La contratación del servicio de transporte gratuito para estudiantes de la Universidad Nacional Autónoma de Honduras (UNAH) se encuentra bajo escrutinio público, tras la denuncia de supuestos actos de corrupción presentada por un grupo de transportistas ante el Ministerio Público. La controversia ha intensificado el debate sobre la transparencia en el uso de fondos públicos y la participación de organismos internacionales en la gestión de servicios esenciales, con repercusiones directas en miles de universitarios que dependen del traslado sin costo para asistir a clases.
La etapa actual del proceso judicial corresponde al Ministerio Público, que tiene a su cargo la revisión de contratos, documentos y términos de referencia para determinar si existen pruebas suficientes que justifiquen la apertura de una investigación formal. De acuerdo a la normatividad vigente, la revisión debe establecer si la licitación y adjudicación del servicio respetó los procedimientos nacionales y estándares internacionales de contratación. En caso de detectarse irregularidades, el expediente podría derivar en procesos administrativos o judiciales, capaces de modificar el modelo de transporte estudiantil en la UNAH.
El sector transporte, encabezado por el dirigente Wilmer Cálix, reclama que la nueva adjudicación dejó fuera a empresas que durante años prestaron el servicio a la comunidad universitaria. Según Cálix, más allá del beneficio estudiantil, el gremio busca “esclarecer el mecanismo utilizado para contratar a las empresas que hoy operan el sistema”. Para el representante, toda contratación financiada con fondos del Estado debe someterse a altos estándares de rendición de cuentas, sin excluir a actores históricos ni permitir actos discrecionales.

La reacción del gremio se produce luego de que Odir Fernández, rector de la UNAH, denunciara haber recibido “ofrecimientos indebidos” en el marco del proceso de transporte. Fernández dijo que algunos dirigentes intentaron influir en sus decisiones, pero que su administración “no cede ante presiones externas” y defendió la legalidad absoluta del mecanismo implementado. Fernández también aclaró que la universidad no ejecuta directamente los contratos, sino que recurrió al Programa de Naciones Unidas para el Desarrollo (PNUD), con el propósito de fortalecer la credibilidad institucional y blindar el proceso frente a posibles interferencias.

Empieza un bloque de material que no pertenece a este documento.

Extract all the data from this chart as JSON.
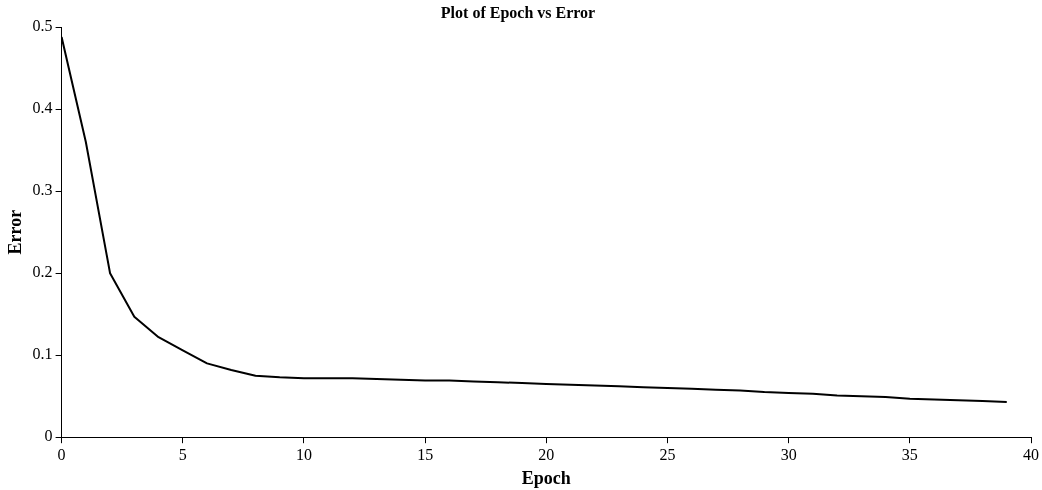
{
  "chart_data": {
    "type": "line",
    "title": "Plot of Epoch vs Error",
    "xlabel": "Epoch",
    "ylabel": "Error",
    "x": [
      0,
      1,
      2,
      3,
      4,
      5,
      6,
      7,
      8,
      9,
      10,
      11,
      12,
      13,
      14,
      15,
      16,
      17,
      18,
      19,
      20,
      21,
      22,
      23,
      24,
      25,
      26,
      27,
      28,
      29,
      30,
      31,
      32,
      33,
      34,
      35,
      36,
      37,
      38,
      39
    ],
    "series": [
      {
        "color": "#000000",
        "values": [
          0.488,
          0.36,
          0.2,
          0.147,
          0.122,
          0.106,
          0.09,
          0.082,
          0.075,
          0.073,
          0.072,
          0.072,
          0.072,
          0.071,
          0.07,
          0.069,
          0.069,
          0.068,
          0.067,
          0.066,
          0.065,
          0.064,
          0.063,
          0.062,
          0.061,
          0.06,
          0.059,
          0.058,
          0.057,
          0.055,
          0.054,
          0.053,
          0.051,
          0.05,
          0.049,
          0.047,
          0.046,
          0.045,
          0.044,
          0.043
        ]
      }
    ],
    "xlim": [
      0,
      40
    ],
    "xticks": [
      0,
      5,
      10,
      15,
      20,
      25,
      30,
      35,
      40
    ],
    "ylim": [
      0,
      0.5
    ],
    "yticks": [
      0,
      0.1,
      0.2,
      0.3,
      0.4,
      0.5
    ],
    "grid": false,
    "legend": false,
    "marker": "none",
    "line_style": "solid"
  }
}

El rector detalló que la selección de las empresas recayó en el PNUD, organismo internacional contratado específicamente para ejecutar la licitación bajo parámetros de transparencia globalmente reconocidos. Esta medida buscó despejar dudas sobre favoritismos o manejos arbitrarios, en un contexto dominado por el reclamo de los transportistas excluidos y la presión por sostener un servicio que impacta a un universo académico diverso y en situación económica dispar.
La importancia del servicio gratuito radica en que beneficia a miles de estudiantes, muchos de ellos oriundos de zonas periféricas o en condición de vulnerabilidad socioeconómica. La continuidad del esquema es vital para asegurar la asistencia regular a clases y la estabilidad del calendario universitario. Sin embargo, los cuestionamientos sobre la transparencia en la adjudicación alimentan la inquietud tanto entre la población estudiantil como en la opinión pública.

Desde el gremio transportista, la crítica principal apunta a la supuesta falta de claridad y apertura en el nuevo esquema. Aducen que merecían mayor información sobre los criterios y condiciones, y exigen ser parte de los debates sobre el diseño futuro del servicio. Cálix puntualizó que “los recursos que financian estos servicios provienen de fondos públicos y, por tanto, deben manejarse bajo estándares estrictos de transparencia y rendición de cuentas”. Reiteran que el reclamo no ataca el modelo de gratuidad, sino la gestión de la licitación y la presunta exclusión sin proceso competitivo legítimo.
El cruce de acusaciones entre el rectorado y el gremio genera un clima de tensión que va más allá de la disputa puntual. Las autoridades universitarias reiteran que la decisión de terciarizar el proceso a través del PNUD fue adoptada precisamente para “evitar cualquier interferencia indebida”, mientras los transportistas insisten en exigir la publicación de los nombres de quienes habrían hecho “ofrecimientos indebidos”.
En el trasfondo, el caso exhibe la antigua disputa sobre los límites de la tercerización de servicios públicos y la presencia de organismos internacionales en la administración estatal. Muestra también el pulso entre sectores económicos tradicionales, que reclaman derechos adquiridos, y nuevas modalidades institucionales que buscan reducir la discrecionalidad y ampliar la fiscalización.